During her days in Hope, Smith discovered drawing and painting. At age 25, her father having died and the family home having been destroyed by the 1893 tornado that reportedly left 75 percent of the young town’s residents homeless, Smith moved to Arizona to join her brother George’s family as one of the first European Americans to settle in that territory. 

She was enabled by marriage to her mining company executive second husband (her first had died within three months of the wedding of tuberculosis) to travel to California for lessons with other landscapists. 

Smith was a prolific painter, using a more acute form of Monet’s Impressionism to depict mountainous and austere landscapes she found in her long life in Arizona. Her work would be exhibited in her lifetime in such cities as New York, Philadelphia and Washington D.C. 

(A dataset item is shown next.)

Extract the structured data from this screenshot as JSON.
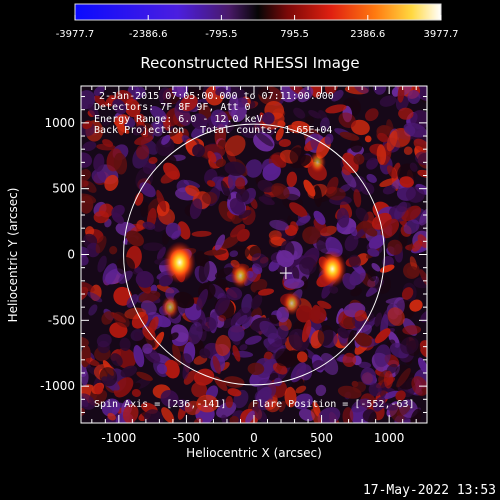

Steven Carlson, who came to possess several of her paintings by inheriting them from family members--he is a great grandnephew of Smith explained his great great aunt’s significance in the history of art in Arizona. “I have really made an effort to try to find another artist that was living full time in Arizona before her that was a woman, and I can't find that there was.” But after that, came numerous women artists in the state, many undoubtedly influenced by Smith. 

Viewers will be most struck by her knack for depicting the violet quality of light as the sun descends on rocky, desert landscapes, including the Grand Canyon as well as several other scenes in the American Southwest.  

Today, the SWAAC Gallery will open at 10:00 a.m. and close at 2:00 p.m.  Tomorrow the gallery will open at 1:00 p.m. and close at 5:00 p.m. The Smith exhibition will appear with more paintings than at the Hope showing in Arkadelphia Arts Center which continues Tuesday 4:00 p.m. to 7:00 p.m., Wednesday, and Thursday 10:00 am.-3:00 p.m.